It was 2013 and, out of nowhere it seemed, Adam Klein produced what became my favourite album of the year – Sky Blue De Ville. Deeply romantic, beautifully produced and boasting some great guitar work, it was an album to lose yourself in, a thread to follow from beginning to end and be glad that you were alive and sentient to appreciate it.
Well, 2015 comes along and the boy has done it again; Archer’s Arrow is a little shorter and maybe not quite so coherent in mood, but just as much of a gem as its predecessor. The two albums overlap in gestation, in fact, with the new album having been on the back burner for quite a while. The original tracks were recorded four years ago from a bunch of songs written over the course of a decade and it was only recently that Bronson Tew, producer and multi-instrumentalist, pulled the whole thing together to make something that belies its ad hoc origins to sound utterly compelling and immediate.

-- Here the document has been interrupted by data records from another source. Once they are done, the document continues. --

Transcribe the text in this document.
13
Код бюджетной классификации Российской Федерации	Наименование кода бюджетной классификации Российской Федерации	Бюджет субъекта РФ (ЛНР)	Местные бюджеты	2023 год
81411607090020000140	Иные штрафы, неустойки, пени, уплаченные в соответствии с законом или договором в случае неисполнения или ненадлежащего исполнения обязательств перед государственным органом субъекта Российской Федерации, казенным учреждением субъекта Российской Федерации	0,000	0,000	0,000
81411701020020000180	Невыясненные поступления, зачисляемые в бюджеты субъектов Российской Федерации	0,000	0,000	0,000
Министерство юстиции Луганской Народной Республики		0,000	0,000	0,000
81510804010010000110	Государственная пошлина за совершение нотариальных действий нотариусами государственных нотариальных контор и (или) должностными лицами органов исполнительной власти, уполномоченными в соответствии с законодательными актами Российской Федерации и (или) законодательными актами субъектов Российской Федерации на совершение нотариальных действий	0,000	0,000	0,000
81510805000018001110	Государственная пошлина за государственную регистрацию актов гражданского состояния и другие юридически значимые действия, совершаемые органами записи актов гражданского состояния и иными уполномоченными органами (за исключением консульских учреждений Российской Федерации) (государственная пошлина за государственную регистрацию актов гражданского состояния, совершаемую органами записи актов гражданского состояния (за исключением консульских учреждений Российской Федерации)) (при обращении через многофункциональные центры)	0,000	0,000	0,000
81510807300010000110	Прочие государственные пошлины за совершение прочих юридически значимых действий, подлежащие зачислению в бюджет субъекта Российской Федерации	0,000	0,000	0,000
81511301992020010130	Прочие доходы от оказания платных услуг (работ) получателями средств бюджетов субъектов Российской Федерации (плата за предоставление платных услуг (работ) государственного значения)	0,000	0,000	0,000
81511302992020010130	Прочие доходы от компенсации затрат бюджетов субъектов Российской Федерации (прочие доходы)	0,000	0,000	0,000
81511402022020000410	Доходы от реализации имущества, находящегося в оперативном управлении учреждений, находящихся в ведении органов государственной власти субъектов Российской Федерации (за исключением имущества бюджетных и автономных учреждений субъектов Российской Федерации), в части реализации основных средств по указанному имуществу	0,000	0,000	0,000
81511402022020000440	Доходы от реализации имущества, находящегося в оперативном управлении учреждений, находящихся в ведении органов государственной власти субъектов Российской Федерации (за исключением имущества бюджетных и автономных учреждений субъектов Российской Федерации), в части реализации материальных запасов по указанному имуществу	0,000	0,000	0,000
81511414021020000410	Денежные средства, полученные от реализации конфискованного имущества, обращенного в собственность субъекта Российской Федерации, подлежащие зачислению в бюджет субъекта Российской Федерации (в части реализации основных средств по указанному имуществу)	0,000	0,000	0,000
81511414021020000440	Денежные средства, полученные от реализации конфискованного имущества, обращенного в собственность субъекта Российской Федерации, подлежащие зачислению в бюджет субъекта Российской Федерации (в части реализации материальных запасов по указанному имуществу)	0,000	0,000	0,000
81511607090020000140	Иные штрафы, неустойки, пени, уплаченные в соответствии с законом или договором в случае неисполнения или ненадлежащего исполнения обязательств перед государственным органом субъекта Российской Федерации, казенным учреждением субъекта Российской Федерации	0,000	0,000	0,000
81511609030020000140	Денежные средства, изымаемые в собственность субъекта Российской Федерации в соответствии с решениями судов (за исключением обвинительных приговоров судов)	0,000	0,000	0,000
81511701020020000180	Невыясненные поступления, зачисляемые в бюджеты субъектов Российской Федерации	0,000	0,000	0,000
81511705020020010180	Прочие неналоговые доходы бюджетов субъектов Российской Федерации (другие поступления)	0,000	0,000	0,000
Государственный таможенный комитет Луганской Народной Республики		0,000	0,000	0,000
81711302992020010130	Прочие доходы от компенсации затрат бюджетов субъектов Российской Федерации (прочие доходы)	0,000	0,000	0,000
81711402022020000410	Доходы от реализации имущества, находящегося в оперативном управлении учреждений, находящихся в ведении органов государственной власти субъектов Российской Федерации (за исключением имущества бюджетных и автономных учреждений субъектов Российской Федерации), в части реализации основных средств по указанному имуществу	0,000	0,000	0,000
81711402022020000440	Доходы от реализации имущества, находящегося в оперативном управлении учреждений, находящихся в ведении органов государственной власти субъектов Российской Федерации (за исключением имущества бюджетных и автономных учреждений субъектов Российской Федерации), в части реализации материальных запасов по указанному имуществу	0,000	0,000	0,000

The obvious stand-out track is Burnin’ Love, an absolute monster of a song that vomits the emotions at the end of a love affair and then leaves the guitar to blaze those emotions even brighter and more furious. One of the great qualities of Sky Blue De Ville was a restraint that kept a tension running throughout; here that tension spills over the edge and the band’s inner rock gods come bursting through – gloriously! Most importantly, the trick achieved on the earlier album has been repeated here; the arrangements and the production make the most of Adam Klein’s singing, which forever has an air of pained yearning about it. A few lines in the middle of Burnin’ Love sum up the feel of the album for me:
“heading towards a once and future past that can’t be shaken/and the images are crashing in your brain/sometimes it’s beautiful/sometimes it’s hard and dark and pain”
This guy is familiar with the dark side of life and love and knows how to evoke it; ever fond of referring to his influences, on Archer’s Arrow he covers a Neil Young rarity, Bad Fog of Loneliness. Even if you don’t know that particular song, you can imagine from the title how it fits in here. Adam Klein has produced another collection that is an utter joy to give yourself over to and I’m hoping that his commitment to other ventures, including something of an acting career, won’t prevent him from crafting more gems like this.